視覚は触覚を支配するのか、除湿をかけてある室内でも肌がべたついているような気がする。雑多なもので溢れかえる部屋の天井近くには、ここ数日の雨で外に干せられない洗濯物が吊り下げられていた。その下で亜久津は煙草を吸おうとしているものだから、南は刹那ぎょっとしてその口元に手を伸ばした。

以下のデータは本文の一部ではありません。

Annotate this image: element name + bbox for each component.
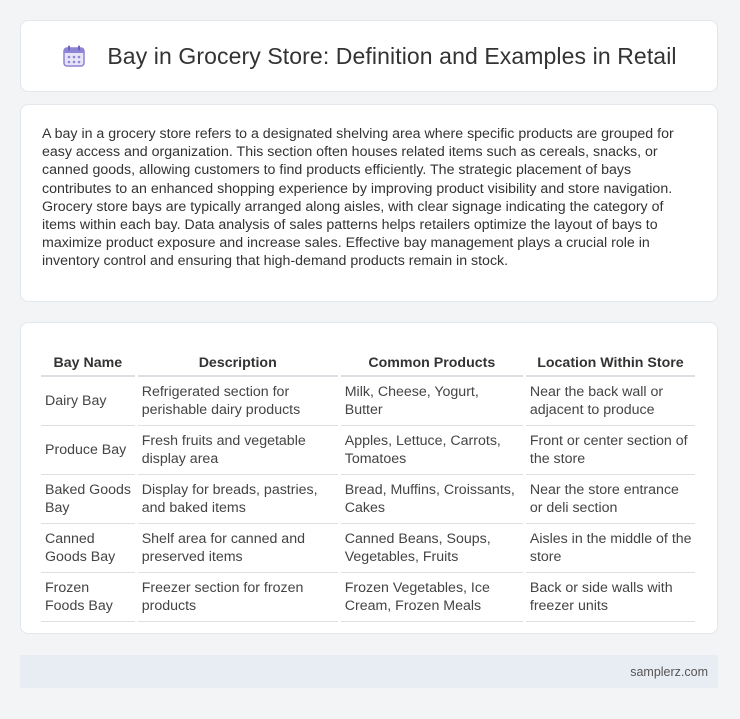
footer-site-link[interactable]: samplerz.com: [630, 665, 708, 679]
table-row: Dairy Bay Refrigerated section for peris…: [41, 377, 695, 426]
title-card: Bay in Grocery Store: Definition and Exa…: [20, 20, 718, 92]
calendar-icon: [61, 43, 87, 69]
page-title: Bay in Grocery Store: Definition and Exa…: [107, 42, 677, 69]
table-header-row: Bay Name Description Common Products Loc…: [41, 341, 695, 377]
cell-common-products: Canned Beans, Soups, Vegetables, Fruits: [340, 524, 523, 573]
cell-common-products: Frozen Vegetables, Ice Cream, Frozen Mea…: [340, 573, 523, 622]
table-row: Frozen Foods Bay Freezer section for fro…: [41, 573, 695, 622]
footer: samplerz.com: [20, 655, 718, 688]
table-row: Canned Goods Bay Shelf area for canned a…: [41, 524, 695, 573]
intro-paragraph: A bay in a grocery store refers to a des…: [42, 126, 674, 270]
cell-bay-name: Produce Bay: [41, 426, 135, 475]
cell-location: Aisles in the middle of the store: [525, 524, 695, 573]
cell-bay-name: Dairy Bay: [41, 377, 135, 426]
table-row: Baked Goods Bay Display for breads, past…: [41, 475, 695, 524]
table-card: Bay Name Description Common Products Loc…: [20, 322, 718, 634]
bay-table: Bay Name Description Common Products Loc…: [38, 341, 698, 622]
cell-description: Shelf area for canned and preserved item…: [137, 524, 338, 573]
cell-bay-name: Baked Goods Bay: [41, 475, 135, 524]
cell-description: Display for breads, pastries, and baked …: [137, 475, 338, 524]
cell-bay-name: Canned Goods Bay: [41, 524, 135, 573]
cell-location: Near the store entrance or deli section: [525, 475, 695, 524]
header-description: Description: [137, 341, 338, 377]
cell-location: Back or side walls with freezer units: [525, 573, 695, 622]
intro-card: A bay in a grocery store refers to a des…: [20, 104, 718, 302]
cell-location: Near the back wall or adjacent to produc…: [525, 377, 695, 426]
header-bay-name: Bay Name: [41, 341, 135, 377]
cell-description: Freezer section for frozen products: [137, 573, 338, 622]
table-row: Produce Bay Fresh fruits and vegetable d…: [41, 426, 695, 475]
header-common-products: Common Products: [340, 341, 523, 377]
cell-description: Fresh fruits and vegetable display area: [137, 426, 338, 475]
cell-description: Refrigerated section for perishable dair…: [137, 377, 338, 426]
cell-common-products: Apples, Lettuce, Carrots, Tomatoes: [340, 426, 523, 475]
header-location: Location Within Store: [525, 341, 695, 377]
cell-location: Front or center section of the store: [525, 426, 695, 475]
cell-common-products: Milk, Cheese, Yogurt, Butter: [340, 377, 523, 426]
cell-common-products: Bread, Muffins, Croissants, Cakes: [340, 475, 523, 524]
cell-bay-name: Frozen Foods Bay: [41, 573, 135, 622]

 煙草を取り上げられた亜久津は、片眉を吊り上げ南を睨む。眼光に突き刺され、南は口の内側でその下唇を噛んだが、煙草を摘んだその手で洗濯物を指差した。亜久津がそっと溜息をついた。ソファに寝転んだ。
「あー……」
 チッチッチッチと舌を鳴らし、亜久津は、頭の後ろで組んでいた腕を持ち上げたりしては忙しない。南はいっそどこかに連れ出そうかと外を見る。降っているのか南の視力では判別できない。だが、庭にできた水溜りを見る限り、雨は降っている。透明な円はその隙間を縫うことなくできあがっては被さり、消えた。
「コンビニにでも行く?」
 ぼそりとこぼした言葉は、亜久津のところまで届いたのか知れない。それから数秒、生暖かな沈黙の下、南がもう一度口を開き変えたそのとき亜久津の上半身が跳ね上がった。テーブルの上に置いた、煙草のパッケージとライタを取り上げジーンズの尻に押し込み、ソファの背にかけたジャケットを手に取る。
「行かねえの」
「……行くよ」
 上着を取ってくると南は階上に上がり、自室のクローゼットからジャケットを取り出す。部屋を出しな、目に入った窓はカーテンが開いていて、そこから世界が覗いた。動体の存在しないそこはまるで時間が止まっている。向かいの家の屋根瓦が濡れて光っていた。明度彩度の極端に低い世界で、それだけが鮮明だ。
 部屋を出た。

 玄関、上がり框に腰を下ろした亜久津は南の足音に素早く立ち上がり、傘立ての一本を手に取る。安っぽいコンビニのビニル傘。扉を開けた途端、細かな粒が降りかかった。細かな春雨だ。重力加速度も関係なかった。ほんの小さな空気の流れで方向を変えた。
「要らねえか」
 手に取った傘をもう一度傘立てに放り込み、亜久津は、手ぶらで玄関の外に足を踏み出す。
「……行かねえの」
 振り返り、いまだ靴も履いていない南を仰ぐ。南は、濡れるぞ、と言い傘を指差した。
「持っていけよ」
「だったらお前が持てよ」
 言って亜久津は外に出る。南は一つ溜息、靴を履き傘を取った。
 ポン、と軽い音。傘を開き南は先を行く亜久津の背を追う。空気の対流が起こり、容赦なく傘の内側に細かな雨が入り込んだ。薄らと頬に膜ができたような気がした。ジャケットの表面に丸く雨の粒が並び、南はそれを手の平で撫ぜる。途端、思いもしなかった量の水分が手に張り付き南は慌てた。
「どっちも同じだろ」
 先を行く、亜久津が振り返り南を見ている。その睫毛に細かな雨が乗っている。
 南は亜久津を見、濡れた手の平を見、最後に傘を見て、目を落とした。布製のスニーカには水が滲んだ。傘はたたまず、濡れた手を亜久津に伸ばした。 路上、濡れた新しいアスファルトは雨粒があたる度にパチパチと音をたてた。誰も見てないと南は言った。